Blick voraus – oder zurück?

Indexentwickler suchen Dividendenaktien nach verschiedenen Kriterien aus, die besonders in dieser ungewissen Marktphase zu sehr unterschiedlichen Ergebnissen führen können.

Die meisten Anbieter globaler Dividenden-Benchmarks halten sich an die historische Dividendenrendite. Dabei ordnen sie die Aktien nach zuvor angekündigten Dividenden und wählen diejenigen Aktien aus, die innerhalb eines bestimmten Zeitraums die höchste Rendite erzielten.

Gewichtungsanpassungen in diesen Indizes orientieren sich an Dividendenankündigungen einzelner Unternehmen, denn bei der Auswahl der Indexkomponenten achten die Entwickler ausschließlich auf frühere Ausschüttungen. Wie jedoch inzwischen offensichtlich ist, ist die Vergangenheit in diesen unsicheren Zeiten nicht unbedingt guter Indikator für zukünftige Dividendenankündigungen.

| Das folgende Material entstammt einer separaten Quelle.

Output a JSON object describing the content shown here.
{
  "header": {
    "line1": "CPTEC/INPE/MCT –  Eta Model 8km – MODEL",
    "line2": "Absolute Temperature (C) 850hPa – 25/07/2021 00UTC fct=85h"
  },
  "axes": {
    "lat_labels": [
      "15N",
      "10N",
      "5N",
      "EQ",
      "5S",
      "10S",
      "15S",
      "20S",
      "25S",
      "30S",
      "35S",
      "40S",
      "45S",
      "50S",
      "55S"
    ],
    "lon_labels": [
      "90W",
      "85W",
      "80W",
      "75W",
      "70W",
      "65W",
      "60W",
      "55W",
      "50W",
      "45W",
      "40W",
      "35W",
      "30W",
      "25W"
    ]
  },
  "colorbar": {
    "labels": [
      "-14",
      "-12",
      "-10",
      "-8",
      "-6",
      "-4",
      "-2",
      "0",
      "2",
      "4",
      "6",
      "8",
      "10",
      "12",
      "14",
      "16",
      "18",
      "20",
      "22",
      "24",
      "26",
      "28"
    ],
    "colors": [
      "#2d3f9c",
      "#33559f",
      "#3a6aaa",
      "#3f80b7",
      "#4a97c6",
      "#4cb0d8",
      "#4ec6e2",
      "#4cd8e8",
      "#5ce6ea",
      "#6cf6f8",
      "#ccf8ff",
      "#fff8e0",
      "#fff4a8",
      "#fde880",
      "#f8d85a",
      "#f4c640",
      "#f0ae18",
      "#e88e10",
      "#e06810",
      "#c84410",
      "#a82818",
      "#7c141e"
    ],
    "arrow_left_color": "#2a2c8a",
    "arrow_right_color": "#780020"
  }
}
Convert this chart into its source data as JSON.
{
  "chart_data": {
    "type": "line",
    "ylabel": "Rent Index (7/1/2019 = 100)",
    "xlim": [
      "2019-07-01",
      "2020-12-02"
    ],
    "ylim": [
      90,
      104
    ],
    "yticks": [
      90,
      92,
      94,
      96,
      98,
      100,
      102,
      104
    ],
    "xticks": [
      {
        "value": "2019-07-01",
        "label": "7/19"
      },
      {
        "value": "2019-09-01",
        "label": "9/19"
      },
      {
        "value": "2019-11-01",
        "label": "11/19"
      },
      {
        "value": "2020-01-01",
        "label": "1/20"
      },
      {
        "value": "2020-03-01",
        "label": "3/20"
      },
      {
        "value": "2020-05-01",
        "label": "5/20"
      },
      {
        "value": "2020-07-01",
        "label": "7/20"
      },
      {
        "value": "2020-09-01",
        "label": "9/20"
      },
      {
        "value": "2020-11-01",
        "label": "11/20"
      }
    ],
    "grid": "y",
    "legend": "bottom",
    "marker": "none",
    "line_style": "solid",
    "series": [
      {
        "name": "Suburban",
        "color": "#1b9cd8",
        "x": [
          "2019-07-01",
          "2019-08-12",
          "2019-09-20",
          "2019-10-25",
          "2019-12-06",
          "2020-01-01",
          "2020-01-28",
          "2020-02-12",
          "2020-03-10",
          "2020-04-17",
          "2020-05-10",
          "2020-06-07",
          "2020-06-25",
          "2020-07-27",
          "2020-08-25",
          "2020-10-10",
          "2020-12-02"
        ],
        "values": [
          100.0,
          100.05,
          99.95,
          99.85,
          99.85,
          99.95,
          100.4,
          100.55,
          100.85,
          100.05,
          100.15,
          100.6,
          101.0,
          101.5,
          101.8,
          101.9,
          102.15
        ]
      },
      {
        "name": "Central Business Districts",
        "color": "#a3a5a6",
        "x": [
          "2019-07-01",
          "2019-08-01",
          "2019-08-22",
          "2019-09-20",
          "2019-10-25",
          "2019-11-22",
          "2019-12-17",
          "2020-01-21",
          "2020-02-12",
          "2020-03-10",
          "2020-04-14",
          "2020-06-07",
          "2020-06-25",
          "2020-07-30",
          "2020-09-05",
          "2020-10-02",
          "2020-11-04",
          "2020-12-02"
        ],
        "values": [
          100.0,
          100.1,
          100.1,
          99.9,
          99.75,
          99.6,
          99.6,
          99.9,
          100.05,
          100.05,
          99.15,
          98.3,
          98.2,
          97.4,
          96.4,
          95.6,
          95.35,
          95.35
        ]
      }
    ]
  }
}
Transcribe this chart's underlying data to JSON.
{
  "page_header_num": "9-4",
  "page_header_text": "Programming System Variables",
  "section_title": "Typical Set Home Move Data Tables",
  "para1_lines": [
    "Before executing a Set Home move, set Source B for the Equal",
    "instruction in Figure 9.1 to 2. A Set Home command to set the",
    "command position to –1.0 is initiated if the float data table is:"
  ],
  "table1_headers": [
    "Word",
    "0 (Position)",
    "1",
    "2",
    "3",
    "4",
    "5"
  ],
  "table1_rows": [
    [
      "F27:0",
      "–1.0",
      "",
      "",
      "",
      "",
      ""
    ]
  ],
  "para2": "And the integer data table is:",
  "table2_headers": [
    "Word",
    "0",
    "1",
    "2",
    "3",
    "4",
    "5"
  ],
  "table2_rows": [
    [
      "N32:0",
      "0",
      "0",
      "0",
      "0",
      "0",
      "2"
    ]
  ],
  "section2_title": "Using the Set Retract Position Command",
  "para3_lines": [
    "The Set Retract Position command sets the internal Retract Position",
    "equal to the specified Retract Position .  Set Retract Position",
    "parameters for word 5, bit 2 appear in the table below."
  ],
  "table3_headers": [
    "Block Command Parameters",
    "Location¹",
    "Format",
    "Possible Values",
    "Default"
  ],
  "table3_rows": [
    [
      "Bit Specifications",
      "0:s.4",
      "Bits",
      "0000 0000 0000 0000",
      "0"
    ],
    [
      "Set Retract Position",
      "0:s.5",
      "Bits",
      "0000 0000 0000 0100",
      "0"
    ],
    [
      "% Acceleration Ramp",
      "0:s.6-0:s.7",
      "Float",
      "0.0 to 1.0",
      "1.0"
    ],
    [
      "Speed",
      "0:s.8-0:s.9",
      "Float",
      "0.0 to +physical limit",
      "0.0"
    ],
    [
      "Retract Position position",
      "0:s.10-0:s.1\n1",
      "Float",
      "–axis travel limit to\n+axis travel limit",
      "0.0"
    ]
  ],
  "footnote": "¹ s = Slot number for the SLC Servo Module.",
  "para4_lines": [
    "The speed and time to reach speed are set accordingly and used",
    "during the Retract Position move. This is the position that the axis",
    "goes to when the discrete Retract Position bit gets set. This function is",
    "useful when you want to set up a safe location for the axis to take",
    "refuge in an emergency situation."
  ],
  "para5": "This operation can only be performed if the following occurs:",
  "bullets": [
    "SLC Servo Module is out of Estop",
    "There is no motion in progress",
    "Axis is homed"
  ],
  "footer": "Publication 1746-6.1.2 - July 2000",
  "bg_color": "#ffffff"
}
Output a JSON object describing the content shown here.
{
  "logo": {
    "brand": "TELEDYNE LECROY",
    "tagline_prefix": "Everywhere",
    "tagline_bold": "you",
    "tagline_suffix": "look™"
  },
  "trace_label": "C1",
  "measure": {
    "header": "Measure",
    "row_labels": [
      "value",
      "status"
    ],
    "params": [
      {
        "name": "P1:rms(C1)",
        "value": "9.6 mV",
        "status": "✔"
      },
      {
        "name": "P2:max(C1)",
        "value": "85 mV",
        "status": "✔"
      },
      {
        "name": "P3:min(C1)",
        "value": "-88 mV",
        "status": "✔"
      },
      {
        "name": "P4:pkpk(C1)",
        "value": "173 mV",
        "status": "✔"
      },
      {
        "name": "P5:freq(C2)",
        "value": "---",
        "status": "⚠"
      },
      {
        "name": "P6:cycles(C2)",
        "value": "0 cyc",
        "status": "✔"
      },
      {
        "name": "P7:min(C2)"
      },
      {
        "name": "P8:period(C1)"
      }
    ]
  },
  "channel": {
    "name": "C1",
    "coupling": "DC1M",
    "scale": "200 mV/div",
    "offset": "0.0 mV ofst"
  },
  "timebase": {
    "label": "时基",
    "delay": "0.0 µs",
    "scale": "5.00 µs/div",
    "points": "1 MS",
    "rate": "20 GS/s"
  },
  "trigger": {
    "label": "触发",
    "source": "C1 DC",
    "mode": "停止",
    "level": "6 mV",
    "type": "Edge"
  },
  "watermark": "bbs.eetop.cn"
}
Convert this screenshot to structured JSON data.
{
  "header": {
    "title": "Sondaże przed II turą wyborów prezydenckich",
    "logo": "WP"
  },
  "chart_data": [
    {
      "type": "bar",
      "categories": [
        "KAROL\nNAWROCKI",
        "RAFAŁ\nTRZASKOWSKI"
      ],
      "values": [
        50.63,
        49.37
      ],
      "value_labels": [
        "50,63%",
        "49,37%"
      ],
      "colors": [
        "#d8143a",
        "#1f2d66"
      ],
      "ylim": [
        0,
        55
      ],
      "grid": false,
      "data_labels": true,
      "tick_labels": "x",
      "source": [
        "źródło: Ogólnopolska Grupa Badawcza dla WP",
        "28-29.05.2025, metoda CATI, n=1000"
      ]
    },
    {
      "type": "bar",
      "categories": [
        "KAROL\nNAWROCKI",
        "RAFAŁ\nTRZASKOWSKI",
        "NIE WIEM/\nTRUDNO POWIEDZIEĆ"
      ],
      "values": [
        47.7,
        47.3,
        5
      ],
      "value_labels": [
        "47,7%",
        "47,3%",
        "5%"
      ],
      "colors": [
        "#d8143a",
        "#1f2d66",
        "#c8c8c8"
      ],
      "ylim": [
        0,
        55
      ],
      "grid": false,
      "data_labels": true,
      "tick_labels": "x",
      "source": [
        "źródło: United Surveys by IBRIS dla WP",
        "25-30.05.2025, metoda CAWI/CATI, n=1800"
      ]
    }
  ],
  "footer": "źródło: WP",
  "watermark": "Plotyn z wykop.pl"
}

Alternativ kann man Aktien auch nach zukünftigen Dividenden auswählen, wie es zum Beispiel im FTSE All-World High Dividend Yield Index geschieht. Bei dieser Methode definieren die Indexanbieter ihr Universum auf Grundlage von Schätzungen der Aktienrendite für die kommenden zwölf Monate3.

Diese Schätzungen beruhen nicht nur auf früheren Ausschüttungen, sondern auch und vor allem auf den Prognosen zahlreicher Analysten für zukünftige Dividenden. Ein solcher Index bildet die Dividendenerwartungen der Märkte in dem aktuellen Umfeld womöglich genauer ab – schließlich sind diese in den anderen Indizes nicht enthalten.

Wegen Streichungen und Verzögerungen bei der Gewinnausschüttung im Zuge der Pandemie ist jedoch eine überdurchschnittlich hohe Fluktuation der Indexkomponenten wahrscheinlich, unabhängig von der Konstruktionsmethode des Index.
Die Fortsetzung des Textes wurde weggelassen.